Il suo caso e gli altri due sono sotto inchiesta in Bangladesh, dice il tenente colonnello Golam Sarwar, le forze d'élite del Rapid Action Battalion (RAB). Le famiglie di 43 altre donne hanno presentato denunce per le stesse ragioni.
"Il Bangladesh sembra essere un facile bersaglio per i trafficanti", dice il colonnello.
Le donne del Nepal e Bangladesh sono prede facili dei trafficanti e cadono preda nelle loro reti perché i loro governi hanno poca influenza nella regione e non hanno un'ambasciata in Siria.
Il divieto imposto dal Nepal su qualsiasi tipo di lavoro in Siria non ha avuto alcun effetto su queste organizzazioni, dice un rappresentante della Organizzazione Internazionale del Lavoro (ILO).
"Il governo nepalese pensa che il divieto sia la soluzione più semplice, gli permette di sbarazzarsi del problema", ha detto Bharati Pokharel, coordinatore ILO del progetto a Kathmandu. "L'India ha molta più influenza di Nepal e Bangladesh ed i trafficanti ne sono consapevoli. Sanno che il Nepal è debole e possono pertanto osare senza che vi sia il pericolo di essere perseguiti".
Analfabeta, ansiosa di uscire a tutti i costi dalla povertà, Magar non ha esitato a seguire l'ufficiale che si avvicinava con la promessa di lavoro ben pagato in Kuwait. Fino a Damasco, la giovane donna di 23 anni, non aveva sospettato nulla.
Poi, "ero costantemente esausta, affamata e spaventata", ha detto, raccontando Le sue giornate di 20 ore senza stipendio e le sue poche ore trascorse per dormire sul balcone del suo datore di lavoro.
Di notte, per mascherare il rumore degli spari ed evitare di inseguire i suoi pensieri suicidi, Magar ascoltava musica del Nepal dal suo cellulare, a sua disposizione, a differenza del suo passaporto, che le era stato confiscato.
Dopo il terremoto mortale di aprile in Nepal, la giovane donna pregò i suoi datori di lavoro di poter tornare a casa. Avvertita dalla sua famiglia, la stampa nepalese ha fatto eco a questa storia e una campagna sui social network è stato organizzata per salvare Magar. La diaspora nepalese fu mobilitata per pagare i 3800 dollari necessari per il rilascio da parte dei dei suoi datori lavoro.
Nel mese di agosto, Magar si senti fortunata per essere stata in grado di fuggire.
Il Nepal riconosce di essere impotente in Siria. L'ambasciata al Cairo, che copre nove paesi, tra cui la Siria, è sopraffatto da richieste, ha sottolineato il capo del Ministero degli Affari Esteri del Nepal. "In particolare abbiamo bisogno di azioni preventive per evitare che queste donne vadano in Siria", dice il diplomatico Ray.
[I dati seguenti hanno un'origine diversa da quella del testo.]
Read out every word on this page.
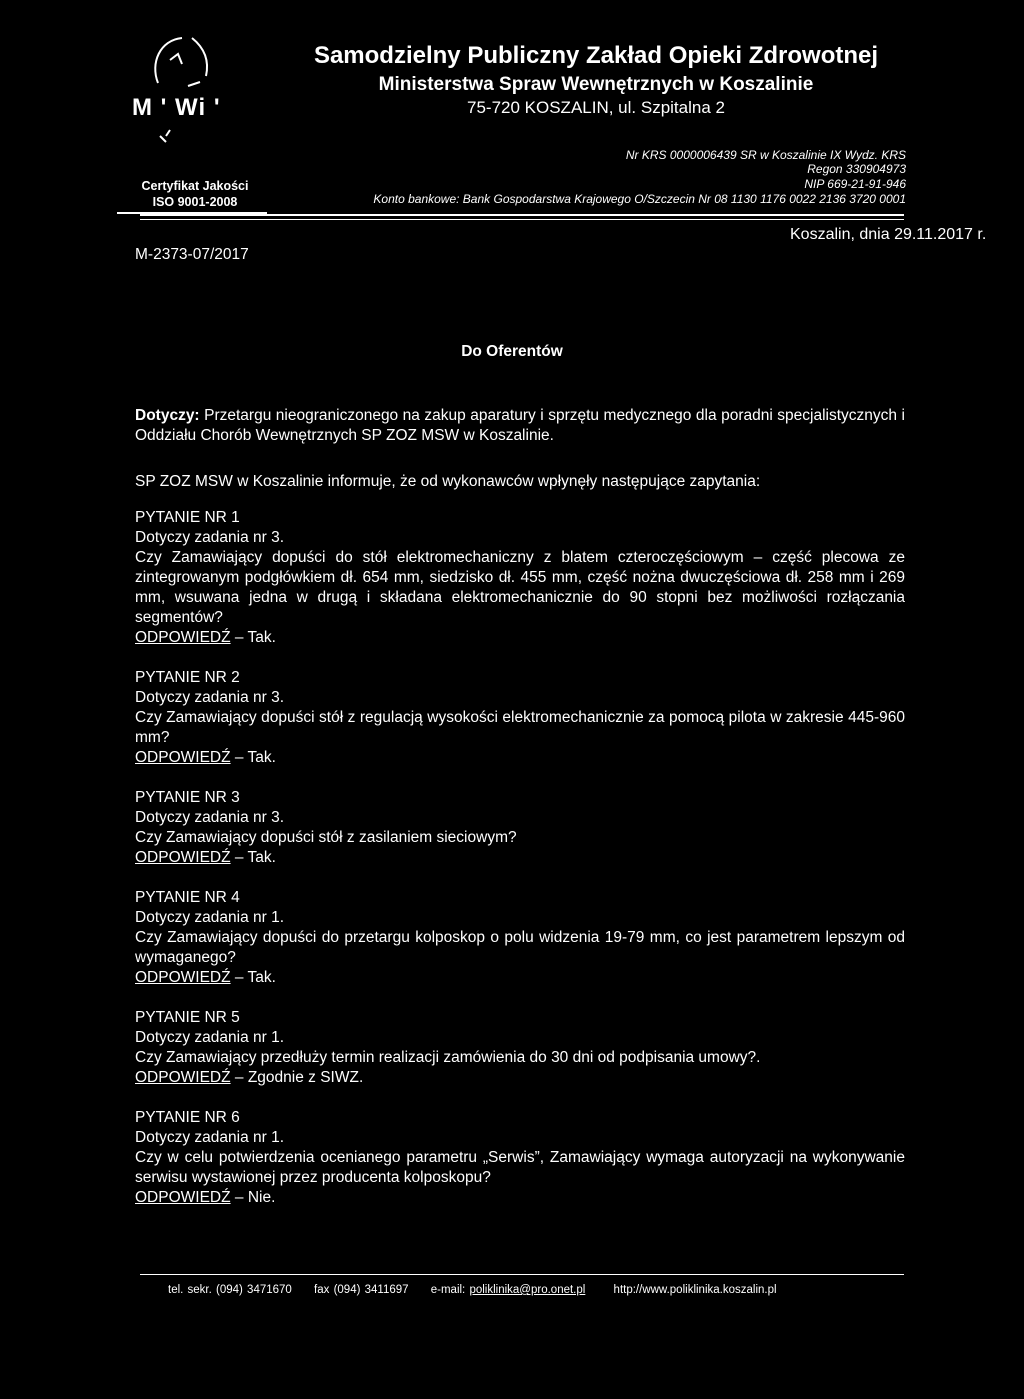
M ' Wi '
Certyfikat Jakości
ISO 9001-2008
Samodzielny Publiczny Zakład Opieki Zdrowotnej
Ministerstwa Spraw Wewnętrznych w Koszalinie
75-720 KOSZALIN, ul. Szpitalna 2
Nr KRS 0000006439 SR w Koszalinie IX Wydz. KRS
Regon 330904973
NIP 669-21-91-946
Konto bankowe: Bank Gospodarstwa Krajowego O/Szczecin Nr 08 1130 1176 0022 2136 3720 0001
M-2373-07/2017
Koszalin, dnia 29.11.2017 r.
Do Oferentów
Dotyczy: Przetargu nieograniczonego na zakup aparatury i sprzętu medycznego dla poradni specjalistycznych i Oddziału Chorób Wewnętrznych SP ZOZ MSW w Koszalinie.
SP ZOZ MSW w Koszalinie informuje, że od wykonawców wpłynęły następujące zapytania:
PYTANIE NR 1
Dotyczy zadania nr 3.
Czy Zamawiający dopuści do stół elektromechaniczny z blatem czteroczęściowym – część plecowa ze zintegrowanym podgłówkiem dł. 654 mm, siedzisko dł. 455 mm, część nożna dwuczęściowa dł. 258 mm i 269 mm, wsuwana jedna w drugą i składana elektromechanicznie do 90 stopni bez możliwości rozłączania segmentów?
ODPOWIEDŹ – Tak.
PYTANIE NR 2
Dotyczy zadania nr 3.
Czy Zamawiający dopuści stół z regulacją wysokości elektromechanicznie za pomocą pilota w zakresie 445-960 mm?
ODPOWIEDŹ – Tak.
PYTANIE NR 3
Dotyczy zadania nr 3.
Czy Zamawiający dopuści stół z zasilaniem sieciowym?
ODPOWIEDŹ – Tak.
PYTANIE NR 4
Dotyczy zadania nr 1.
Czy Zamawiający dopuści do przetargu kolposkop o polu widzenia 19-79 mm, co jest parametrem lepszym od wymaganego?
ODPOWIEDŹ – Tak.
PYTANIE NR 5
Dotyczy zadania nr 1.
Czy Zamawiający przedłuży termin realizacji zamówienia do 30 dni od podpisania umowy?.
ODPOWIEDŹ – Zgodnie z SIWZ.
PYTANIE NR 6
Dotyczy zadania nr 1.
Czy w celu potwierdzenia ocenianego parametru „Serwis”, Zamawiający wymaga autoryzacji na wykonywanie serwisu wystawionej przez producenta kolposkopu?
ODPOWIEDŹ – Nie.
tel. sekr. (094) 3471670 fax (094) 3411697 e-mail: poliklinika@pro.onet.pl http://www.poliklinika.koszalin.pl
Gli esperti ritengono che i legami tra reclutatori nepalesi coinvolti nel traffico ed i funzionari permettano che la tratta di queste donne e il loro sfruttamento prosperino.
"Anche nel caso raro di azioni penali, non si sono mai registrate condanne", ha dichiarato Krishna Gurung, coordinatore della ONG Pourakhi a Kathmandu, che organizza gli alloggi di emergenza per le donne migranti.
Nel villaggio di Murali Bhanjyang, nel Nepal centrale, Magar ha poche speranze che i trafficanti vengano presi nelle maglie della giustizia. "Io continuo ad avere incubi e piango continuamente nel sonno".